Who likes Thai? ME! And thankfully my husband! I can’t wait to hear what you think of this high protein but meatless new curry dish we fell in love with.
It all starts with sweet onion, garlic, ginger, and Serrano pepper. I have plenty of garlic right now thanks to a very dear friend and the MN Garlic Festival!
Besides some extra garlic, I used both red curry paste and curry powder for more flavor. Next, we add in some coconut milk for creaminess and natural sweetness. And for even more depth of flavor, we included coconut aminos and my other favorite spice, turmeric.
I love everything about cauliflower and luckily I have been finding it at our local farmers markets which makes this dish even more affordable. Between the cauliflower and chickpeas, it is also hearty enough to satisfy any appetite, including my husbands. Plus leftovers are AMAZING!
I hope you LOVE this curry! It’s:
Creamy
Rich
Spicy
BIG in flavor
Hearty
Comforting
& So delicious
This is the perfect meal when you need something flavorful and comforting on the table fast. I was so thankful to have leftovers because it was just what I needed after a tough track workout. It has 20 grams of protein per serving, which makes this a perfect recovery meal.
“Do Track workouts always make you hungrier?” If you follow me on FB or Insta, you read about my recent Sticky Fingers workout. Seriously, those one minute sprints were a killer. “Embrace the suck” they say, since it will be over soon and unfortunately, so will summer…which makes me a bit sad. It’s going by way to FAST?. It’s exactly why I am taking advantage of the track…it’s kind of magical!
If you head to the track or make this amazing curry anytime soon, please tag me with a photo! Have a great week!

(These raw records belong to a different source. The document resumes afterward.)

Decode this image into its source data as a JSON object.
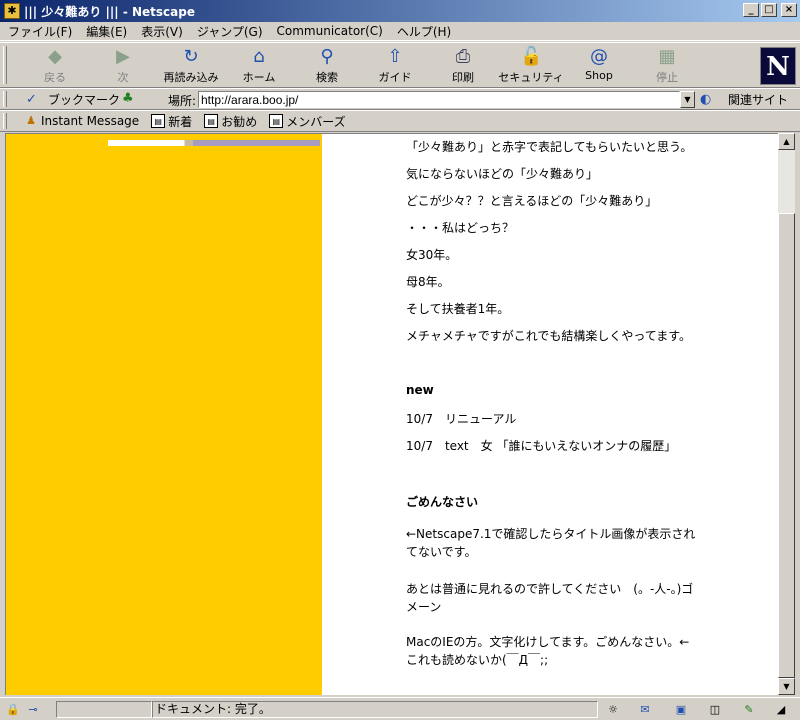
{
  "window": {
    "title": "||| 少々難あり |||  - Netscape"
  },
  "menu": [
    "ファイル(F)",
    "編集(E)",
    "表示(V)",
    "ジャンプ(G)",
    "Communicator(C)",
    "ヘルプ(H)"
  ],
  "toolbar": [
    {
      "label": "戻る",
      "icon": "back-icon",
      "disabled": true
    },
    {
      "label": "次",
      "icon": "forward-icon",
      "disabled": true
    },
    {
      "label": "再読み込み",
      "icon": "reload-icon",
      "disabled": false
    },
    {
      "label": "ホーム",
      "icon": "home-icon",
      "disabled": false
    },
    {
      "label": "検索",
      "icon": "search-icon",
      "disabled": false
    },
    {
      "label": "ガイド",
      "icon": "guide-icon",
      "disabled": false
    },
    {
      "label": "印刷",
      "icon": "print-icon",
      "disabled": false
    },
    {
      "label": "セキュリティ",
      "icon": "security-icon",
      "disabled": false
    },
    {
      "label": "Shop",
      "icon": "shop-icon",
      "disabled": false
    },
    {
      "label": "停止",
      "icon": "stop-icon",
      "disabled": true
    }
  ],
  "location": {
    "bookmarks_label": "ブックマーク",
    "label": "場所:",
    "url": "http://arara.boo.jp/",
    "related_label": "関連サイト"
  },
  "personal_toolbar": [
    "Instant Message",
    "新着",
    "お勧め",
    "メンバーズ"
  ],
  "content": {
    "lines": [
      "「少々難あり」と赤字で表記してもらいたいと思う。",
      "気にならないほどの「少々難あり」",
      "どこが少々？？と言えるほどの「少々難あり」",
      "・・・私はどっち？",
      "女30年。",
      "母8年。",
      "そして扶養者1年。",
      "メチャメチャですがこれでも結構楽しくやってます。"
    ],
    "new_heading": "new",
    "updates": [
      "10/7　リニューアル",
      "10/7　text　女 「誰にもいえないオンナの履歴」"
    ],
    "sorry_heading": "ごめんなさい",
    "sorry_paragraphs": [
      "←Netscape7.1で確認したらタイトル画像が表示されてないです。",
      "あとは普通に見れるので許してください　(。-人-。)ゴメーン",
      "MacのIEの方。文字化けしてます。ごめんなさい。←これも読めないか(￣Д￣;;"
    ]
  },
  "status": {
    "text": "ドキュメント: 完了。"
  },
  "colors": {
    "sidebar_yellow": "#ffcc00",
    "title_gradient_start": "#0a246a",
    "chrome": "#d4d0c8"
  }
}
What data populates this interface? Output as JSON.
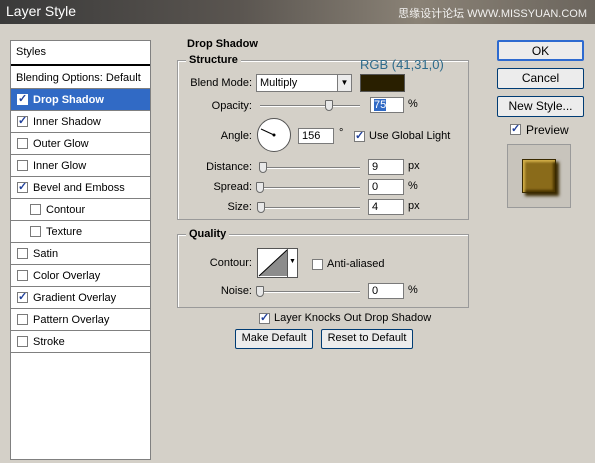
{
  "window": {
    "title": "Layer Style",
    "watermark": "思缘设计论坛  WWW.MISSYUAN.COM"
  },
  "list": {
    "header": "Styles",
    "blending": "Blending Options: Default",
    "items": [
      {
        "label": "Drop Shadow",
        "checked": true,
        "selected": true,
        "sub": false
      },
      {
        "label": "Inner Shadow",
        "checked": true,
        "selected": false,
        "sub": false
      },
      {
        "label": "Outer Glow",
        "checked": false,
        "selected": false,
        "sub": false
      },
      {
        "label": "Inner Glow",
        "checked": false,
        "selected": false,
        "sub": false
      },
      {
        "label": "Bevel and Emboss",
        "checked": true,
        "selected": false,
        "sub": false
      },
      {
        "label": "Contour",
        "checked": false,
        "selected": false,
        "sub": true
      },
      {
        "label": "Texture",
        "checked": false,
        "selected": false,
        "sub": true
      },
      {
        "label": "Satin",
        "checked": false,
        "selected": false,
        "sub": false
      },
      {
        "label": "Color Overlay",
        "checked": false,
        "selected": false,
        "sub": false
      },
      {
        "label": "Gradient Overlay",
        "checked": true,
        "selected": false,
        "sub": false
      },
      {
        "label": "Pattern Overlay",
        "checked": false,
        "selected": false,
        "sub": false
      },
      {
        "label": "Stroke",
        "checked": false,
        "selected": false,
        "sub": false
      }
    ]
  },
  "drop_shadow": {
    "title": "Drop Shadow",
    "structure": {
      "title": "Structure",
      "rgb_note": "RGB (41,31,0)",
      "blend_mode_label": "Blend Mode:",
      "blend_mode_value": "Multiply",
      "shadow_color": "#291f00",
      "opacity_label": "Opacity:",
      "opacity_value": "75",
      "opacity_fraction": 0.75,
      "percent": "%",
      "angle_label": "Angle:",
      "angle_value": "156",
      "degree": "°",
      "use_global_light": "Use Global Light",
      "use_global_light_checked": true,
      "distance_label": "Distance:",
      "distance_value": "9",
      "distance_fraction": 0.03,
      "spread_label": "Spread:",
      "spread_value": "0",
      "spread_fraction": 0,
      "size_label": "Size:",
      "size_value": "4",
      "size_fraction": 0.016,
      "px": "px"
    },
    "quality": {
      "title": "Quality",
      "contour_label": "Contour:",
      "anti_aliased": "Anti-aliased",
      "anti_aliased_checked": false,
      "noise_label": "Noise:",
      "noise_value": "0",
      "noise_fraction": 0,
      "percent": "%"
    },
    "knocks_out": "Layer Knocks Out Drop Shadow",
    "knocks_out_checked": true,
    "make_default": "Make Default",
    "reset_default": "Reset to Default"
  },
  "buttons": {
    "ok": "OK",
    "cancel": "Cancel",
    "new_style": "New Style...",
    "preview": "Preview",
    "preview_checked": true
  },
  "colors": {
    "accent": "#316ac5",
    "rgb_note": "#2d6a8a",
    "preview_tile": "#8a6b1a"
  }
}
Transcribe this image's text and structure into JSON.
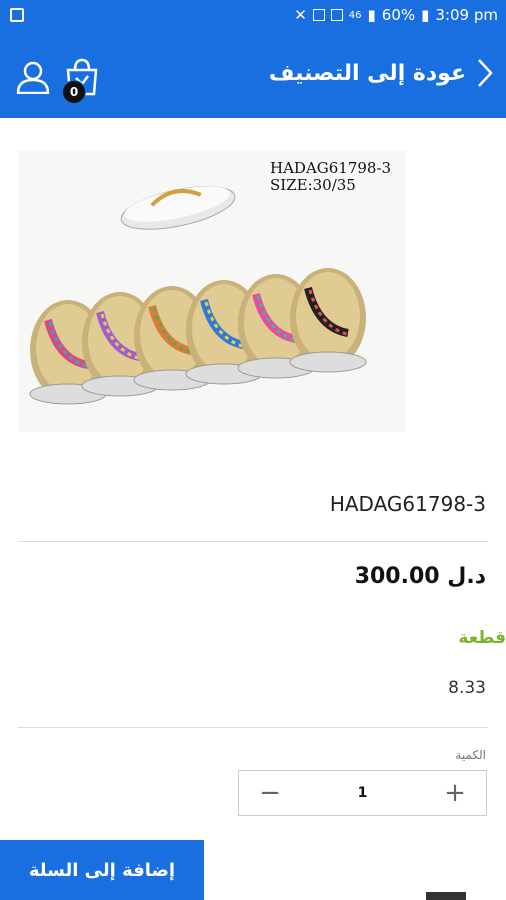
{
  "status_bar": {
    "battery": "60%",
    "time": "3:09 pm",
    "signal_label": "46"
  },
  "header": {
    "back_label": "عودة إلى التصنيف",
    "cart_count": "0",
    "bar_color": "#1a6fe0"
  },
  "product": {
    "image_code_line1": "HADAG61798-3",
    "image_code_line2": "SIZE:30/35",
    "sku": "HADAG61798-3",
    "price": "300.00 د.ل",
    "unit_label": "قطعة",
    "unit_price": "8.33"
  },
  "quantity": {
    "label": "الكمية",
    "value": "1",
    "minus": "−",
    "plus": "+"
  },
  "actions": {
    "add_to_cart": "إضافة إلى السلة"
  }
}
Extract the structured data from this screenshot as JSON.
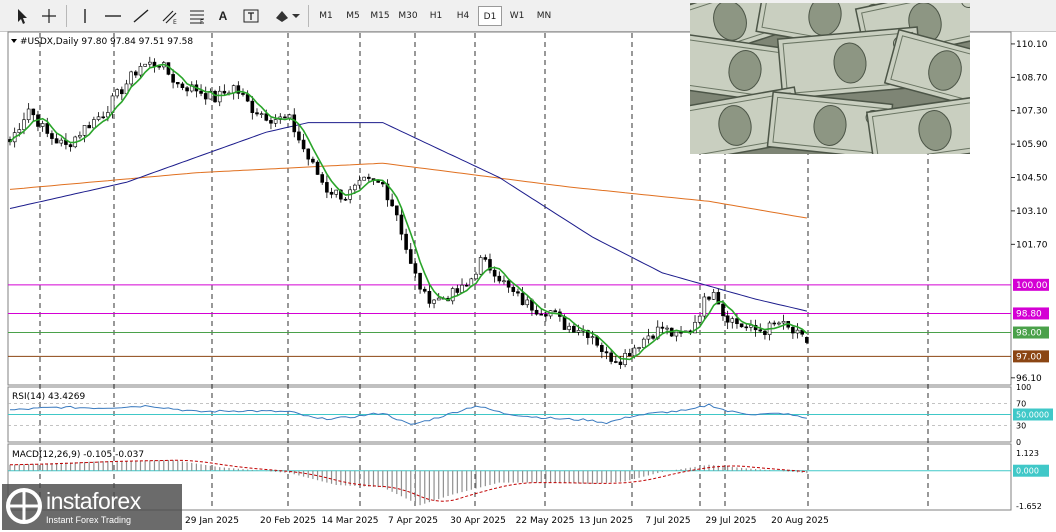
{
  "toolbar": {
    "tools": [
      {
        "name": "cursor-icon"
      },
      {
        "name": "crosshair-icon"
      },
      {
        "name": "vertical-line-icon"
      },
      {
        "name": "horizontal-line-icon"
      },
      {
        "name": "trendline-icon"
      },
      {
        "name": "channel-icon"
      },
      {
        "name": "fibonacci-icon"
      },
      {
        "name": "text-icon"
      },
      {
        "name": "text-label-icon"
      },
      {
        "name": "shapes-icon"
      }
    ],
    "text_tool_label": "A",
    "timeframes": [
      "M1",
      "M5",
      "M15",
      "M30",
      "H1",
      "H4",
      "D1",
      "W1",
      "MN"
    ],
    "active_timeframe": "D1"
  },
  "chart_data": [
    {
      "type": "candlestick",
      "symbol_header": "#USDX,Daily  97.80 97.84 97.51 97.58",
      "ohlc": {
        "open": 97.8,
        "high": 97.84,
        "low": 97.51,
        "close": 97.58
      },
      "ylim": [
        95.8,
        110.6
      ],
      "y_ticks": [
        110.1,
        108.7,
        107.3,
        105.9,
        104.5,
        103.1,
        101.7,
        96.1
      ],
      "y_tick_labels": [
        "110.10",
        "108.70",
        "107.30",
        "105.90",
        "104.50",
        "103.10",
        "101.70",
        "96.10"
      ],
      "x_labels": [
        "29 Jan 2025",
        "20 Feb 2025",
        "14 Mar 2025",
        "7 Apr 2025",
        "30 Apr 2025",
        "22 May 2025",
        "13 Jun 2025",
        "7 Jul 2025",
        "29 Jul 2025",
        "20 Aug 2025"
      ],
      "price_anchors": [
        [
          0,
          106.0
        ],
        [
          4,
          107.4
        ],
        [
          8,
          106.3
        ],
        [
          12,
          105.8
        ],
        [
          16,
          106.6
        ],
        [
          20,
          107.2
        ],
        [
          24,
          108.2
        ],
        [
          28,
          109.2
        ],
        [
          32,
          109.3
        ],
        [
          36,
          108.4
        ],
        [
          40,
          108.2
        ],
        [
          44,
          107.8
        ],
        [
          48,
          108.3
        ],
        [
          52,
          107.4
        ],
        [
          56,
          107.0
        ],
        [
          60,
          106.9
        ],
        [
          64,
          105.3
        ],
        [
          68,
          104.0
        ],
        [
          72,
          103.7
        ],
        [
          76,
          104.3
        ],
        [
          80,
          104.2
        ],
        [
          83,
          103.0
        ],
        [
          86,
          100.8
        ],
        [
          89,
          99.5
        ],
        [
          92,
          99.4
        ],
        [
          95,
          99.6
        ],
        [
          98,
          99.9
        ],
        [
          101,
          101.0
        ],
        [
          104,
          100.6
        ],
        [
          107,
          99.8
        ],
        [
          110,
          99.3
        ],
        [
          113,
          99.0
        ],
        [
          116,
          98.9
        ],
        [
          119,
          98.3
        ],
        [
          122,
          98.2
        ],
        [
          125,
          97.9
        ],
        [
          128,
          97.0
        ],
        [
          131,
          96.9
        ],
        [
          134,
          97.4
        ],
        [
          137,
          97.9
        ],
        [
          140,
          98.2
        ],
        [
          143,
          97.8
        ],
        [
          146,
          98.1
        ],
        [
          149,
          99.3
        ],
        [
          151,
          99.9
        ],
        [
          153,
          98.8
        ],
        [
          156,
          98.4
        ],
        [
          159,
          98.1
        ],
        [
          162,
          98.1
        ],
        [
          165,
          98.4
        ],
        [
          168,
          98.0
        ],
        [
          171,
          97.6
        ]
      ],
      "horizontal_levels": [
        {
          "value": 100.0,
          "label": "100.00",
          "color": "#d400d4"
        },
        {
          "value": 98.8,
          "label": "98.80",
          "color": "#d400d4"
        },
        {
          "value": 98.0,
          "label": "98.00",
          "color": "#4aa14a"
        },
        {
          "value": 97.0,
          "label": "97.00",
          "color": "#8b4513"
        }
      ],
      "ma_fast_color": "#2aa52a",
      "ma_mid_color": "#1c1c8c",
      "ma_slow_color": "#e07020"
    },
    {
      "type": "line",
      "indicator_label": "RSI(14) 43.4269",
      "ylim": [
        0,
        100
      ],
      "y_tick_labels": [
        "100",
        "70",
        "50.0000",
        "30",
        "0"
      ],
      "level_labels": {
        "overbought": "70",
        "oversold": "30"
      },
      "current_label": "50.0000",
      "anchors": [
        [
          0,
          58
        ],
        [
          10,
          63
        ],
        [
          20,
          62
        ],
        [
          30,
          66
        ],
        [
          40,
          55
        ],
        [
          50,
          57
        ],
        [
          60,
          55
        ],
        [
          66,
          42
        ],
        [
          72,
          44
        ],
        [
          80,
          53
        ],
        [
          86,
          31
        ],
        [
          92,
          45
        ],
        [
          100,
          66
        ],
        [
          106,
          52
        ],
        [
          112,
          46
        ],
        [
          118,
          42
        ],
        [
          124,
          40
        ],
        [
          128,
          35
        ],
        [
          134,
          48
        ],
        [
          140,
          54
        ],
        [
          146,
          58
        ],
        [
          150,
          68
        ],
        [
          154,
          56
        ],
        [
          160,
          50
        ],
        [
          166,
          52
        ],
        [
          171,
          43
        ]
      ],
      "color": "#3a7abf"
    },
    {
      "type": "bar",
      "indicator_label": "MACD(12,26,9) -0.105 -0.037",
      "ylim": [
        -1.652,
        1.123
      ],
      "y_tick_labels": [
        "1.123",
        "0.000",
        "-1.652"
      ],
      "current_label": "0.000",
      "anchors": [
        [
          0,
          0.25
        ],
        [
          20,
          0.4
        ],
        [
          35,
          0.45
        ],
        [
          45,
          0.15
        ],
        [
          60,
          -0.1
        ],
        [
          70,
          -0.6
        ],
        [
          80,
          -0.7
        ],
        [
          88,
          -1.45
        ],
        [
          95,
          -1.0
        ],
        [
          105,
          -0.5
        ],
        [
          115,
          -0.5
        ],
        [
          125,
          -0.55
        ],
        [
          132,
          -0.45
        ],
        [
          140,
          -0.05
        ],
        [
          150,
          0.25
        ],
        [
          158,
          0.1
        ],
        [
          171,
          -0.1
        ]
      ],
      "signal_color": "#c00000",
      "hist_color": "#909090"
    }
  ],
  "branding": {
    "logo_text": "instaforex",
    "tagline": "Instant Forex Trading"
  }
}
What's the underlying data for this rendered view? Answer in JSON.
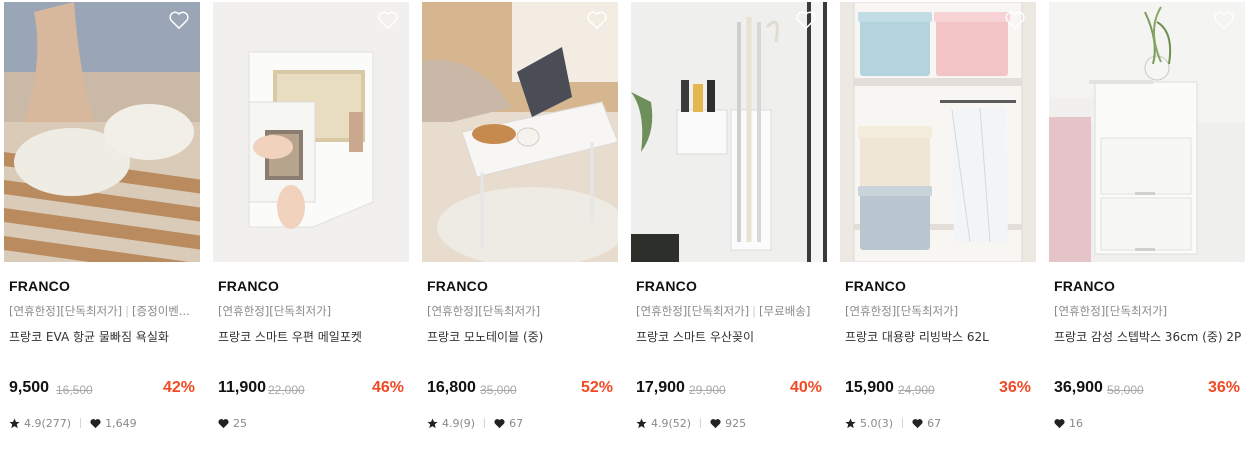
{
  "products": [
    {
      "brand": "FRANCO",
      "tags": "[연휴한정][단독최저가]",
      "tags_extra": "[증정이벤...",
      "name": "프랑코 EVA 항균 물빠짐 욕실화",
      "price": "9,500",
      "original_price": "16,500",
      "discount": "42%",
      "rating": "4.9(277)",
      "likes": "1,649"
    },
    {
      "brand": "FRANCO",
      "tags": "[연휴한정][단독최저가]",
      "tags_extra": "",
      "name": "프랑코 스마트 우편 메일포켓",
      "price": "11,900",
      "original_price": "22,000",
      "discount": "46%",
      "rating": "",
      "likes": "25"
    },
    {
      "brand": "FRANCO",
      "tags": "[연휴한정][단독최저가]",
      "tags_extra": "",
      "name": "프랑코 모노테이블 (중)",
      "price": "16,800",
      "original_price": "35,000",
      "discount": "52%",
      "rating": "4.9(9)",
      "likes": "67"
    },
    {
      "brand": "FRANCO",
      "tags": "[연휴한정][단독최저가]",
      "tags_extra": "[무료배송]",
      "name": "프랑코 스마트 우산꽂이",
      "price": "17,900",
      "original_price": "29,900",
      "discount": "40%",
      "rating": "4.9(52)",
      "likes": "925"
    },
    {
      "brand": "FRANCO",
      "tags": "[연휴한정][단독최저가]",
      "tags_extra": "",
      "name": "프랑코 대용량 리빙박스 62L",
      "price": "15,900",
      "original_price": "24,900",
      "discount": "36%",
      "rating": "5.0(3)",
      "likes": "67"
    },
    {
      "brand": "FRANCO",
      "tags": "[연휴한정][단독최저가]",
      "tags_extra": "",
      "name": "프랑코 감성 스텝박스 36cm (중) 2P",
      "price": "36,900",
      "original_price": "58,000",
      "discount": "36%",
      "rating": "",
      "likes": "16"
    }
  ],
  "icons": {
    "wishlist": "heart-outline-icon",
    "rating": "star-icon",
    "likes": "heart-icon"
  },
  "colors": {
    "discount": "#f04a24",
    "brand_text": "#111111",
    "muted": "#8a8a8a"
  }
}
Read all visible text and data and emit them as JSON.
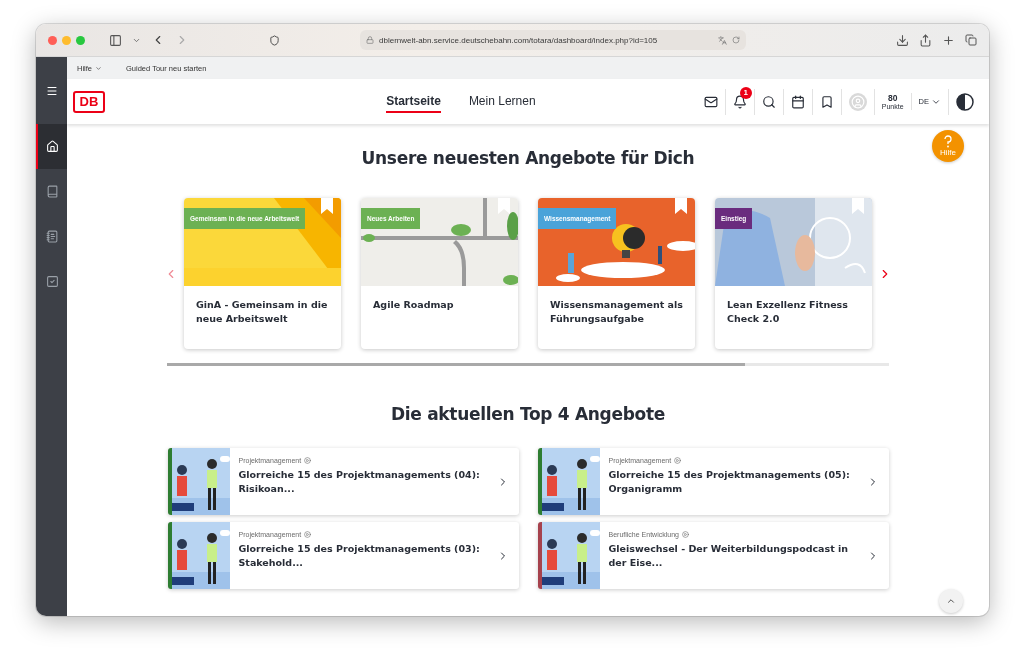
{
  "browser": {
    "url": "dblernwelt-abn.service.deutschebahn.com/totara/dashboard/index.php?id=105"
  },
  "sidebar": {
    "items": [
      {
        "kind": "home",
        "selected": true
      },
      {
        "kind": "book",
        "selected": false
      },
      {
        "kind": "notes",
        "selected": false
      },
      {
        "kind": "check",
        "selected": false
      }
    ]
  },
  "top_links": [
    {
      "label": "Hilfe",
      "dropdown": true
    },
    {
      "label": "Guided Tour neu starten",
      "dropdown": false
    }
  ],
  "logo": "DB",
  "nav": [
    {
      "label": "Startseite",
      "selected": true
    },
    {
      "label": "Mein Lernen",
      "selected": false
    }
  ],
  "notifications": {
    "count": "1"
  },
  "points": {
    "value": "80",
    "label": "Punkte"
  },
  "language": "DE",
  "help_button": "Hilfe",
  "featured": {
    "title": "Unsere neuesten Angebote für Dich",
    "cards": [
      {
        "tag": "Gemeinsam in die neue Arbeitswelt",
        "color": "#6cb153",
        "title": "GinA - Gemeinsam in die neue Arbeitswelt"
      },
      {
        "tag": "Neues Arbeiten",
        "color": "#6cb153",
        "title": "Agile Roadmap"
      },
      {
        "tag": "Wissensmanagement",
        "color": "#4aa3d9",
        "title": "Wissensmanagement als Führungsaufgabe"
      },
      {
        "tag": "Einstieg",
        "color": "#6a2c7e",
        "title": "Lean Exzellenz Fitness Check 2.0"
      }
    ]
  },
  "top4": {
    "title": "Die aktuellen Top 4 Angebote",
    "items": [
      {
        "category": "Projektmanagement",
        "title": "Glorreiche 15 des Projektmanagements (04): Risikoan...",
        "color": "#2e7d32"
      },
      {
        "category": "Projektmanagement",
        "title": "Glorreiche 15 des Projektmanagements (05): Organigramm",
        "color": "#2e7d32"
      },
      {
        "category": "Projektmanagement",
        "title": "Glorreiche 15 des Projektmanagements (03): Stakehold...",
        "color": "#2e7d32"
      },
      {
        "category": "Berufliche Entwicklung",
        "title": "Gleiswechsel - Der Weiterbildungspodcast in der Eise...",
        "color": "#a6424d"
      }
    ]
  }
}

THAI CAULIFLOWER CURRY WITH CHICKPEAS
INGREDIENTS:
CURRY:
- 2 Tbsp coconut oil or coconut ghee
- 1/2 medium onion chopped
- 4 cloves minced garlic
- 2 Tbsp fresh grated ginger
- 1 small Serrano pepper (seeds removed, finely chopped // omit for less spice)
- 3-4 Tbsp red or yellow curry paste
- 2 cups full fat coconut milk
- 1 tsp ground turmeric
- 1 tsp curry powder
- 1 Tbsp pure raw honey or maple syrup
- 2 Tbsp coconut aminos
- 1 cup cauliflower florets
- 1 can or 1 1/2 cups of cooked chickpeas
SALAD / BOWL optional:
- Cauliflower rice, quinoa, or rice
- Serve over fresh greens ~ My fave!
- Cilantro
- Red onion
- Lime wedges
- Crispy Seeds OR cashews
- Avocado
Instructions
- Heat a large pot, rimmed cast-iron, or metal skillet over medium heat. Once hot, add coconut oil, onion, garlic, ginger, and Serrano pepper. Sauté for 2-3 minutes, stirring frequently.
- Add curry paste and stir. Cook for 2 minutes more. Add coconut milk, curry powder, turmeric, maple syrup or coconut sugar or honey, coconut aminos, and stir. Bring to a simmer over medium heat.
- Once simmering, add cauliflower and chickpeas and slightly reduce heat. You want a simmer, not a boil, which should be around low to medium-low heat.
- Cover and cook for 10-15 minutes, stirring occasionally, to soften the cauliflower and chickpeas and infuse them with curry flavor. Keep at a simmer – lower heat if boiling.
- At this time, taste and adjust the flavor of the broth as needed. Don’t be shy with seasonings – this curry should be very flavorful.
- Serve as is, or over rice, quinoa, or my fave, greens. Garnish with desired toppings such as cashews, cilantro, lime, avocado, or diced red onion.
- Store leftovers in the refrigerator up to 5 days or in the freezer up to 1 month. Reheat on a stovetop. Add additional coconut milk if it needs more moisture.
How often do you go to the track?
Do you find yourself running faster on the track?
What’s your favorite Thai Dish?
How often do you incorporate vegetarian dishes to your weekly rotation?